Blog series Americas and Oceania Collections
Author Emma Long, 2025 Eccles Institute Visiting Scholar based at the University of East Anglia.
Many scholars, especially in the Humanities, will have had the experience of looking though materials, finding a reference constantly cited, and realising that it’s not in your local (university) library. That means either requesting an interlibrary loan or tracking down a copy via the myriad online sellers of older academic books. While both are brilliant options, neither gets it to you in the moment, as you are thinking about its significance. Unless, of course, you are at the British Library where a quick search of the catalogue and submission of an online order can have said item at your desk in around an hour (or a couple of days, if stored offsite in Yorkshire).
My research currently focuses on the US Supreme Court and the ways in which it has been viewed at times of political tension in the US (including the current moment). A big part of my research has been tracking down books written about the Court by academics, politicians, lawyers, and other commentators in the past 120 years or so to see how they have written about the Court’s role.

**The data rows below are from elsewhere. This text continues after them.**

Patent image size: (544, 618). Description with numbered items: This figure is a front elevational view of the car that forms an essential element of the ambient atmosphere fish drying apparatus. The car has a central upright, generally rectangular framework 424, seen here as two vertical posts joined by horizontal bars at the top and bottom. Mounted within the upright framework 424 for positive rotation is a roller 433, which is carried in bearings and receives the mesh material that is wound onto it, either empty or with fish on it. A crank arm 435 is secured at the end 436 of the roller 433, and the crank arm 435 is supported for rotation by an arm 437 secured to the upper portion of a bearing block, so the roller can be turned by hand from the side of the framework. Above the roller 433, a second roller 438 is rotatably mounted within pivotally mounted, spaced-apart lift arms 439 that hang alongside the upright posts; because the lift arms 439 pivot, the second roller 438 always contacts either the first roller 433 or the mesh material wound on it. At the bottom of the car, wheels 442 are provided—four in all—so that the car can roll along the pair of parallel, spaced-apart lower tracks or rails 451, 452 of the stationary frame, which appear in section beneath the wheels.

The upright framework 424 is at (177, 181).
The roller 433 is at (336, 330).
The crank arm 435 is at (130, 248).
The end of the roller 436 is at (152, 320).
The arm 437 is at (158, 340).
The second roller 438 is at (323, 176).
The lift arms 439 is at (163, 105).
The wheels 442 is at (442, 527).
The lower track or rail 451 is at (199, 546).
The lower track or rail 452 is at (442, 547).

Being able to spend time the British Library in London as a 2025 Eccles Institute Fellow was enormously important in helping me to obtain a large amount of information in a short amount of time.
During my fellowship I accessed over 50 individual titles, the earliest published in 1903, the most recent in 2024. Collectively they tell a story of an institution deeply embedded in the American political system but equally seen as separate from it, accepted for its politics-adjacent activities during times of relative political stability but easily criticised for meddling at times of political upheaval. These titles have been critical to the story I am currently writing.
Of all the books, perhaps my favourite (I think that’s allowed?) is a 1936 book by Drew Pearson and Robert Allen called The Nine Old Men (Garden City, NY: Doubleday, Doran & Co. Inc.).